È il classico caso della gelosia. Secondo la Cassazione [8], la gelosia può ben integrare una spinta a delinquere futile in relazione al delitto di omicidio e, per estensione, a qualsiasi altro tipo di aggressione violenta perpetrata nei confronti della vittima.
In questo senso, è d’accordo anche la recente sentenza citata in apertura.
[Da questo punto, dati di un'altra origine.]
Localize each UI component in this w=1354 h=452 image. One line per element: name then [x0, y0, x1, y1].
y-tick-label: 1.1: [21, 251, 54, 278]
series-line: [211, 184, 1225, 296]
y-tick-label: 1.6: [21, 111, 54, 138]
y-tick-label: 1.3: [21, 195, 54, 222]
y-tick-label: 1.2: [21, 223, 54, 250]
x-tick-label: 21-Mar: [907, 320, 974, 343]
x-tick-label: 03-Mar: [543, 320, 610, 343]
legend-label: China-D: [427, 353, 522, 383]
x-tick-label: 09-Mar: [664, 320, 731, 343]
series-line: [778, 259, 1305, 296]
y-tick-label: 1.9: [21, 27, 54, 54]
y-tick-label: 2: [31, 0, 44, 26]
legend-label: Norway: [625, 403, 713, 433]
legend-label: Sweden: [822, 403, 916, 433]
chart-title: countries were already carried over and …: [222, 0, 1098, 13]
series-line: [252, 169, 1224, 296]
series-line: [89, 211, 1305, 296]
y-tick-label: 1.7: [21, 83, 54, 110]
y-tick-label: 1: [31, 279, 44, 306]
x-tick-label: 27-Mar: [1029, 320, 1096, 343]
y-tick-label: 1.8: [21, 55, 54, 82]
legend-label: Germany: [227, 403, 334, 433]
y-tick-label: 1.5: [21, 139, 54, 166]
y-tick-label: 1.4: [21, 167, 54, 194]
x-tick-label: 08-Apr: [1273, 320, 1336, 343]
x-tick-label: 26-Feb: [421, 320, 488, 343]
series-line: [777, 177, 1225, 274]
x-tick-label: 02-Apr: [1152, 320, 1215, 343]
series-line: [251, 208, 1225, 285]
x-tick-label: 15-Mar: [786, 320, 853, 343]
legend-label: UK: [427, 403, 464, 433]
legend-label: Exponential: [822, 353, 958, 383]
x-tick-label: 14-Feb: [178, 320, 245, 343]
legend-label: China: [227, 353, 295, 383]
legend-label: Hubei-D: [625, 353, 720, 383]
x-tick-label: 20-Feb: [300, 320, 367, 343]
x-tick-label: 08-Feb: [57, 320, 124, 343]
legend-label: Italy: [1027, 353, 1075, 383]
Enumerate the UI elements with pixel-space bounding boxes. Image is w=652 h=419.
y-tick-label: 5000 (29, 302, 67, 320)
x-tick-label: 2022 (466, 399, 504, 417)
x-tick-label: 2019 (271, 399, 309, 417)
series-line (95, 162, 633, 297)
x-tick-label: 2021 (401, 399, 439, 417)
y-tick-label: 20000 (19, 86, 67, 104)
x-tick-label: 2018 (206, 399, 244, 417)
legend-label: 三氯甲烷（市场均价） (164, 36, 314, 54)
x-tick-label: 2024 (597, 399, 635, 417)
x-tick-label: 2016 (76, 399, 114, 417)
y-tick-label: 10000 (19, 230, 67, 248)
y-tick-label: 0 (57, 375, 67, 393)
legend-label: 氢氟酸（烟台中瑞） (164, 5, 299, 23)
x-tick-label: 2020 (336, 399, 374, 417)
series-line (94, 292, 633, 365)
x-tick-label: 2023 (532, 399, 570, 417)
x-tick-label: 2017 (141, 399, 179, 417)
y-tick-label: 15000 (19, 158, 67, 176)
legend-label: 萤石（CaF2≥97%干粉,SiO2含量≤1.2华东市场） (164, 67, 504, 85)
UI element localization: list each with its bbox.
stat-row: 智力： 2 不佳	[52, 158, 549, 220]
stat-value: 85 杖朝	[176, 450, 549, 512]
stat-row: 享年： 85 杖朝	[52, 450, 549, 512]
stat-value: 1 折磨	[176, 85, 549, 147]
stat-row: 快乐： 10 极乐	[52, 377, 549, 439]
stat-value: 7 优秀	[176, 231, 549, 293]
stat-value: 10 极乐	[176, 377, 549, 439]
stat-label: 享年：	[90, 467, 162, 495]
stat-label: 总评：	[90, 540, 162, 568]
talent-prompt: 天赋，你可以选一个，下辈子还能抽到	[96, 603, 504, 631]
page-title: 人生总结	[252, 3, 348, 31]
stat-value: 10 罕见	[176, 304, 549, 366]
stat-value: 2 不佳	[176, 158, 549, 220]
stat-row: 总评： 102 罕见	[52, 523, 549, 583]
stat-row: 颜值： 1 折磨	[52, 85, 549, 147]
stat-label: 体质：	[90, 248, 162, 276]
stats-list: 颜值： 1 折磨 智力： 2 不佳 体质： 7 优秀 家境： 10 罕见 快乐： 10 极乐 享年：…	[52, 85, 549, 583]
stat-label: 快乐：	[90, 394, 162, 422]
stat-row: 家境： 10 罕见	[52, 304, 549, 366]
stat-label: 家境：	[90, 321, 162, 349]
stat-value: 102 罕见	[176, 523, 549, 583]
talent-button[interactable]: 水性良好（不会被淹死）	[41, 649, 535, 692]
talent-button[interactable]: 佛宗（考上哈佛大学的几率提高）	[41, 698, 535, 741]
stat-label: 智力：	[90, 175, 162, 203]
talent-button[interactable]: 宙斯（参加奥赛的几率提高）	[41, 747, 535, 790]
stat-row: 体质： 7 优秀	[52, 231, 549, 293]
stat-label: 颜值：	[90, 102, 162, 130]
Vediamo perché.
Cosa rischia chi reagisce con violenza per gelosia?
Secondo la sentenza della Corte di Cassazione menzionata in premessa, scatta l’aggravante dei futili motivi a carico di chi picchia una persona per gelosia.
Nel caso di specie, l’aggravante è toccata al marito che aveva messo le mani addosso all’uomo che aveva rivolto degli apprezzamenti alla moglie.
La conseguenza non è soltanto l’aumento della pena ma anche l’esclusione dell’applicabilità della speciale tenuità del fatto che, in teoria, consentirebbe di “perdonare” l’autore di un reato quando si tratta di una condotta lieve, occasionale ed estemporanea.
Nelle motivazioni si legge infatti che “in tema di circostanze, la gelosia può integrare l’aggravante dei motivi abietti o futili, quando sia connotata non solo dall’abnormità dello stimolo possessivo verso la vittima o un terzo che appaia ad essa legata, ma anche nei casi in cui sia espressione di spirito punitivo, innescato da reazioni emotive aberranti a comportamenti della vittima percepiti dall’agente come atti di insubordinazione”.
Chi reagisce con violenza agli apprezzamenti rivolti alla propria moglie rischia pertanto una condanna la cui entità è aumentata per via del ricorrere dell’aggravante dei futili motivi.